2018-10-06 / Front Page

Future of ATV use topic of Oct. 15 meeting

A ll-terrain vehicle riding is rising in popularity across the region.

And despite concerns about the environmental impact and potential conflicts with other forms of outdoor recreation, there is a concerted effort underway to support the hobby through trail development and regional tourist promotion.

A meeting on the Northcentral ATV Initiative being pushed by the state legislature and related topics will be held at 10 am Monday, Oct. 15, at the Gunzburger Building in Coudersport. It’s being hosted by the Potter County Planning Department.

Among participants will be representatives of PennDOT, the Pa. Dept. of Conservation and Natural Resources (DCNR), police, emergency services, conservation interests, ATV rider organizations, tourist promotion agencies, county and local government, and others.

More information is available from Potter County Planning Director Will Hunt at 274-8254.

For decades, riders of all-terrain vehicles have been pressuring state leaders to open up additional sections of publicly owned forest, park and game lands for their use.

ATV partisans scored a major victory recently when the state legislature amended the Fiscal Code with an order that directs two state agencies to work together to expand the trail system in northcentral Pennsylvania.

Politicizing that document is nothing new, but holding DCNR hostage is a new twist. In order to draw down its operating revenue from the state, DCNR is now required to work with PennDOT to help develop and implement the “Northcentral Pennsylvania ATV Initiative,” connecting Clinton County to the New York State border through state forest land and highways by April 2024.

This network would link several trails that are already developed in different regions between the counties.
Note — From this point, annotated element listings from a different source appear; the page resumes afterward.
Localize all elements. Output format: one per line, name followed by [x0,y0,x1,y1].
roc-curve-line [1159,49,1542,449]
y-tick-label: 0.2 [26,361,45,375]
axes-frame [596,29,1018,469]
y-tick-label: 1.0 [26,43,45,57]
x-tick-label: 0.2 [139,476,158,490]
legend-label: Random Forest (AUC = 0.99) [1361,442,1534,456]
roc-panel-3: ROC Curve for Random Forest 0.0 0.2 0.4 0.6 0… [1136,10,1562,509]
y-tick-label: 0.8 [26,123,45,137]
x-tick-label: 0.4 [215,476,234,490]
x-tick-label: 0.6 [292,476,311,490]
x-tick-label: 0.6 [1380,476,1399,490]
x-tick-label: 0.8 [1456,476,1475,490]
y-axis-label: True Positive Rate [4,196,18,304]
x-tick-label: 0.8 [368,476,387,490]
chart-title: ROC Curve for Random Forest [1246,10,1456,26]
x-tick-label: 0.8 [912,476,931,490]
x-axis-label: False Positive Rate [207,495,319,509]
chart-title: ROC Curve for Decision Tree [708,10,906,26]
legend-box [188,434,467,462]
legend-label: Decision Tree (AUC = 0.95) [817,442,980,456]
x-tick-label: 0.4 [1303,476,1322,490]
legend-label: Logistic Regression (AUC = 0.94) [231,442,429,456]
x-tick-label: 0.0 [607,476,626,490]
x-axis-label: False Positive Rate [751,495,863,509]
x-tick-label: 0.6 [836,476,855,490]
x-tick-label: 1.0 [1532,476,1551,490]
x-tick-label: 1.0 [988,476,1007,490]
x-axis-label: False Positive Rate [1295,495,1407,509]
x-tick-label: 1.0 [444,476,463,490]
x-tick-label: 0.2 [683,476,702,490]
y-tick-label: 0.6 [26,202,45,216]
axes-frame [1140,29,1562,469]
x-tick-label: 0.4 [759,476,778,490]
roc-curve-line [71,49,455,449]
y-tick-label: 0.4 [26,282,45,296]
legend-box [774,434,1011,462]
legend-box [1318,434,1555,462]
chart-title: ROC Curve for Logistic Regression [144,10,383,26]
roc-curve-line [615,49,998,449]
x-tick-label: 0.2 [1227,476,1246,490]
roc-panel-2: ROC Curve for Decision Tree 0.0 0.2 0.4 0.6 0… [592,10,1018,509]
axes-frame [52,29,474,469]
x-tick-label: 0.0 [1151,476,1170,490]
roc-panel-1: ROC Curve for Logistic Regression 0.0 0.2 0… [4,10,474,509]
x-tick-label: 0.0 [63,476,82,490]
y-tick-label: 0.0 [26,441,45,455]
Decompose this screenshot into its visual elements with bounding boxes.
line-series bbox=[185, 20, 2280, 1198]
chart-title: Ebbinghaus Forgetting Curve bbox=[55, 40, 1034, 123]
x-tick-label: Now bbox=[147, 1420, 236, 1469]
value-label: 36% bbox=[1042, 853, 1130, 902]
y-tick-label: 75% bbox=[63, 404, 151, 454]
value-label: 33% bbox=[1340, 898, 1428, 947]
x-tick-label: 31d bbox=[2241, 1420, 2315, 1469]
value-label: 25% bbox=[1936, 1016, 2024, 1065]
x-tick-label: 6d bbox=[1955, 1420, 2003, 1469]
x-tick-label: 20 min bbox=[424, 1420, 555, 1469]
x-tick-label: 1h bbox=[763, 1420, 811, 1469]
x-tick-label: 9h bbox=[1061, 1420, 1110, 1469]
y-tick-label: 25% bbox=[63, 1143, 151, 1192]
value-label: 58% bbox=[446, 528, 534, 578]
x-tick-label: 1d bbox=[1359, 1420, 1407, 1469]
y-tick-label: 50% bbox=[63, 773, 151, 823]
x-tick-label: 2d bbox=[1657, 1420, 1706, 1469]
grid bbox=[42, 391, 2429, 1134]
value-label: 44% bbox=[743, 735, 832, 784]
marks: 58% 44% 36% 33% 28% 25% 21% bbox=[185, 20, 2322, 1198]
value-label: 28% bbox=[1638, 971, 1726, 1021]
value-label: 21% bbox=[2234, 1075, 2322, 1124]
Those trails are Haneyville, Bloody Skillet, Snowshoe Rail Trail, Denton Hill and Whiskey Springs.

Two of those trails -- the Whiskey Springs and Bloody Skillet ATV trails – must be connected by April 1, 2020.

Susquehannock District Forester Chris Nicholas said his agency is working on the plan. “It’s very early, but we’ve already started looking at options to comply by the 2024 deadline,” he explained. “There are a whole lot of things that will have to come together.”

Nicholas said he envisions state land being used for “connector trails” that link state and municipal roadways.

“Safety and sustainability are our main concerns,” Nicholas said. “There’s no doubt ATVs can cause damage to roads and trail systems. We’ll be looking at those kinds of things.”

Among the issues of concern is the long-term maintenance of the trails, which will take a considerable amount of money and manpower. Potter County’s 250-mile snowmobile trail, for example, is maintained through an agreement with DCNR and the three major snowmobiling clubs. Trails with ATV use will likely need more intense maintenance.

But most DCNR officials believe it’s worth the effort. In addition to boosting outdoor recreation and local tourism, official trails would likely curtail illegal riding on state roads and forests.

Small businesses, particularly pubs, eateries and fueling stations, have been pushing for expanded riding opportunities. Opponents cite traffic concerns on these “dual use” municipal roadways, as well as erosion issues that will likely occur on trails through forested land.